James Fenimore Cooper: The Deerslayer

16. Chapter XVI (continued)

As the girl used her figurative language and told her companions to "open their eyes, and they would see" the Delaware, Deerslayer thrust his fingers into the sides of his friend, and indulged in a fit of his hearty, benevolent laughter. The other smiled; but the language of the speaker was too flattering, and the tones of her voice too sweet for him to be led away by any accidental coincidence, however ludicrous. The speech of Hist produced a retort, and the dispute, though conducted in good-humour, and without any of the coarse violence of tone and gesture that often impairs the charms of the sex in what is called civilized life, grew warm and slightly clamorous. In the midst of this scene, the Delaware caused his friend to stoop, so as completely to conceal himself, and then he made a noise so closely resembling the little chirrup of the smallest species of the American squirrel, that Deerslayer himself, though he had heard the imitation a hundred times, actually thought it came from one of the little animals skipping about over his head.
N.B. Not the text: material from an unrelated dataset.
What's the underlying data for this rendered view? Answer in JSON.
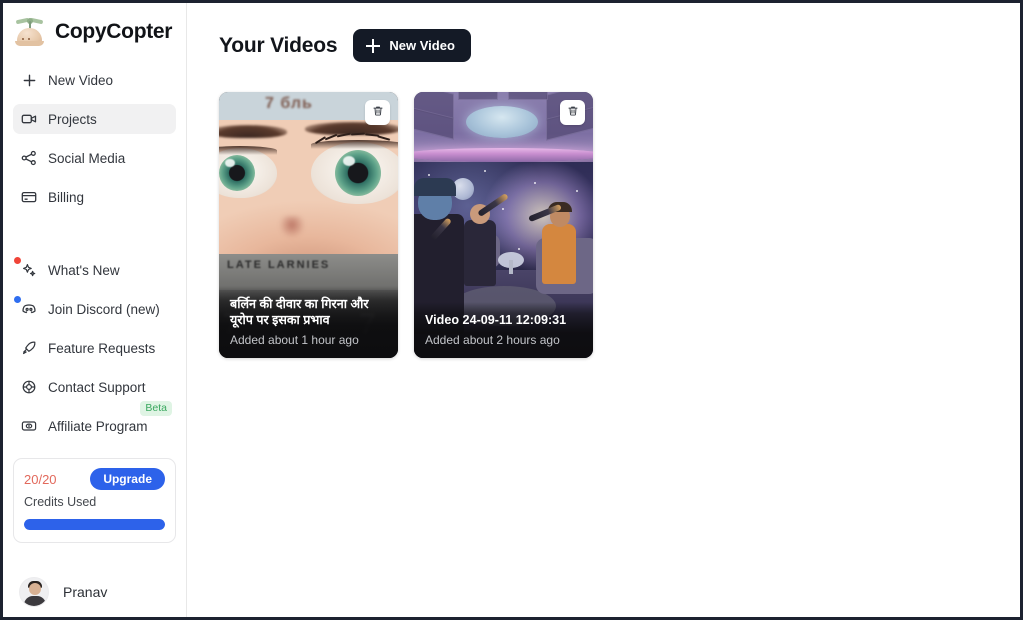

The sound is so familiar in the woods, that none of the Hurons paid it the least attention. Hist, however, instantly ceased talking, and sat motionless. Still she had sufficient self-command to abstain from turning her head. She had heard the signal by which her lover so often called her from the wigwam to the stolen interview, and it came over her senses and her heart, as the serenade affects the maiden in the land of song.